Einer der bekanntesten Clubs im Land, der Après-Club in Gargazon bei Meran, ist Geschichte. Ein Interview wollten die Betreiber nicht geben, auf der Facebook-Seite heißt es: „Die Corona-Krise hat mit großem Bedauern auch das Nachtleben stark getroffen, und es ist uns daher nicht mehr möglich den Après Club wieder zu eröffnen.“

Zitat FB
Screenshot Facebook

Kein Clubbing-Fahrplan

Kaum ein Betreiber rechnet damit, dass es vor Herbst zu Lockerungen komme, viele befürchten, dass es im 2020er-Jahr keine großen Veranstaltungen mehr geben könnte. Es gäbe derzeit keinen Fahrplan aus der Krise, klagen viele Betreiber.

Einer der wenigen, der noch zuversichtlich ist, ist Felix Taschler. Er führt seit zehn Jahren den größten Club im Eisacktal. Ihm wäre jeder Kompromiss recht, um schnellstmöglich öffnen zu können. „Klare Bedingungen, unter welchen wir aufsperren könnten, wären nun wichtig. Vorstellen könnte ich mir, dass man anfangs die Tanzfläche und die Bar sperrt und die Bedienung nur an den Tischen erfolgt“, schlägt Taschler vor. Weiters könne er sich vorstellen, dass die Maximalkapazitäten der Nachtlokale entsprechend reduziert werden.

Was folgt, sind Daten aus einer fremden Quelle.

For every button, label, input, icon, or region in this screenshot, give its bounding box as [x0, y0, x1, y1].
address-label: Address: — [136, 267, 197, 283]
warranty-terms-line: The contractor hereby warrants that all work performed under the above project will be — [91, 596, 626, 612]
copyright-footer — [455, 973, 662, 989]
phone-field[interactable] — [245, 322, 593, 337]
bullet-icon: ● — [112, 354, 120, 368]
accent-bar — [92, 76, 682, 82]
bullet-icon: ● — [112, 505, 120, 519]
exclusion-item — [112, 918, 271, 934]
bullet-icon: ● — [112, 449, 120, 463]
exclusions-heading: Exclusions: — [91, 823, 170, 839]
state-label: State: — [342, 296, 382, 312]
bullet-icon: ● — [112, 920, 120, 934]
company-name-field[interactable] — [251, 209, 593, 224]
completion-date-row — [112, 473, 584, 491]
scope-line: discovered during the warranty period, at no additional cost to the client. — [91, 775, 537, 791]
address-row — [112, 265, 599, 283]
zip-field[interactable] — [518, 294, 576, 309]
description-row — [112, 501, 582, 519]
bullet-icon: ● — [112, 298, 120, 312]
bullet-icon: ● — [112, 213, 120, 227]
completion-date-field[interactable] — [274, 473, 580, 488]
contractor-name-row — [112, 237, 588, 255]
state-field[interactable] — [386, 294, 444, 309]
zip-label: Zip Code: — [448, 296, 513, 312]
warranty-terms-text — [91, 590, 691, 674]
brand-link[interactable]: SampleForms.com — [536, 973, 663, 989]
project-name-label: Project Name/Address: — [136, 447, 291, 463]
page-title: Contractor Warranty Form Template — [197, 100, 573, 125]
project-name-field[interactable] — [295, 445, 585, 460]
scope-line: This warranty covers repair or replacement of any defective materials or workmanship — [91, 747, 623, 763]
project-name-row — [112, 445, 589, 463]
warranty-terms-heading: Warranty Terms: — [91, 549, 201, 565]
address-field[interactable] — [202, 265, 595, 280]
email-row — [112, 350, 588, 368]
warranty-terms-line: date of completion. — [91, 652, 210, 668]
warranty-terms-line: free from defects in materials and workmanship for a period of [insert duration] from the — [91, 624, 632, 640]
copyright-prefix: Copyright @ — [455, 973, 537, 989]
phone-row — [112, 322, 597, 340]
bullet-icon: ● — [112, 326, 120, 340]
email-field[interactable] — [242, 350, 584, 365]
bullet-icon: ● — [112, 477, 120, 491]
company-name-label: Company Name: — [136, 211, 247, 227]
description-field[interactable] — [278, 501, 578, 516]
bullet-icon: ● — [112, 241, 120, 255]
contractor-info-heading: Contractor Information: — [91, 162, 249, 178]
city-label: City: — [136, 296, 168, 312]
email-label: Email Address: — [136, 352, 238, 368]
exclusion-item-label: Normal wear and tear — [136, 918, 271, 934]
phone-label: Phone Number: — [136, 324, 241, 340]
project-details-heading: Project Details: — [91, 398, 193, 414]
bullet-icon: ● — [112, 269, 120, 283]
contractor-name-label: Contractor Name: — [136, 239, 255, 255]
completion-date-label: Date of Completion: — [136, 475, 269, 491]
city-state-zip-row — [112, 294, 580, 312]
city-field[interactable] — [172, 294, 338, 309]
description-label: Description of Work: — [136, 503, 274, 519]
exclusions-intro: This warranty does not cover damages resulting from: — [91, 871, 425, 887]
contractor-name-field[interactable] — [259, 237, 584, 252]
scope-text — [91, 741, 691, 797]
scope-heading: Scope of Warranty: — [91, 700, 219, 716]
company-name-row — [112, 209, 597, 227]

Vorschläge des Diskothekenverbands nicht brauchbar

In der oft engen, stickigen Nachtgastronomie hätte das Coronavirus leichtes Spiel. Das ist das Problem der Nachtclub-Betreiber. Der italienische Diskothekenverband hat Vorschläge ausgearbeitet, wie das Nachtleben künftig sicherer sein könnte. Für seine Mitglieder seien die Ideen aber kaum brauchbar. „Da wird etwa vom Temperaturmessen gesprochen, einem 2-Meter-Abstand und einer wöchentlichen Reinigung der Klimaanlage. Das alles ist in der Praxis kaum umsetzbar“, meint der Eventmanager Raphael Kofler aus Lana.

Wenig Chancen auf Abstand, schwierige Lüftungsbedingungen und die stetige Angst vor dem nächsten großen Ausbruch.
Die Club-Betreiber wollen in den kommenden Tagen der Südtiroler Landesregierung Vorschläge zur Wiedereröffnung ihrer Nachtlokale zukommen lassen.

Wenig Perspektive in Österreich

Österreichs Nachtlokale sind mit ähnlichen Problemen konfrontiert. Etwa in der Bundeshauptstadt Wien ist die Nachtgastronomie mit 2.800 Bars, Diskotheken und Tanzlokalen seit Wochen heruntergefahren. Laut Martina Brunner von der Vienna Club Commission stehen 24.000 Arbeitsplätze und ein Jahresumsatz von einer Milliarde Euro auf dem Spiel.

Die Vienna Club Commission wurde Anfang des Jahres in Wien gegründet. Sie bietet Betreibern von Nachtlokalen kostenlose Rechtsberatung und steht für Fragen zur Verfügung. Die Plattform sammelt zudem Spenden für Clubs in Notlagen.

Viele Clubs hätten kaum Rücklagen und sind daher von der Insolvenz bedroht. Im Unterschied zu Italien gibt es in Österreich zwar einen Stufenplan für die Wiederaufnahme von Indoor-Veranstaltungen. So sollen ab Ende Mai bestuhlte Veranstaltungen mit bis zu 100 Besuchern erlaubt werden, ab Anfang August bis zu 500 Besuchern. „Theoretisch könnten Nachtlokale in einer eingeschränkten Art und Weise wieder aufsperren, aber ein bestuhlter Club wird wohl kaum funktionieren. So kann kein Betreiber kostendeckend arbeiten, darum warten viele ab“, sagt Brunner im Interview. Unklar sei derzeit auch noch die Ausweitung der Sperrstunde. Die Vienna Club Commission fordert daher eine Lösung, die den Club-Charakter erhalte und einen kostendeckenden Betrieb ermögliche.

Es werde ein hartes Comeback, meinen die Betreiber. Es wird wohl ein langer Weg, bis sich Diskokugeln wieder drehen und dazu Menschen im Beat der Musik bewegen.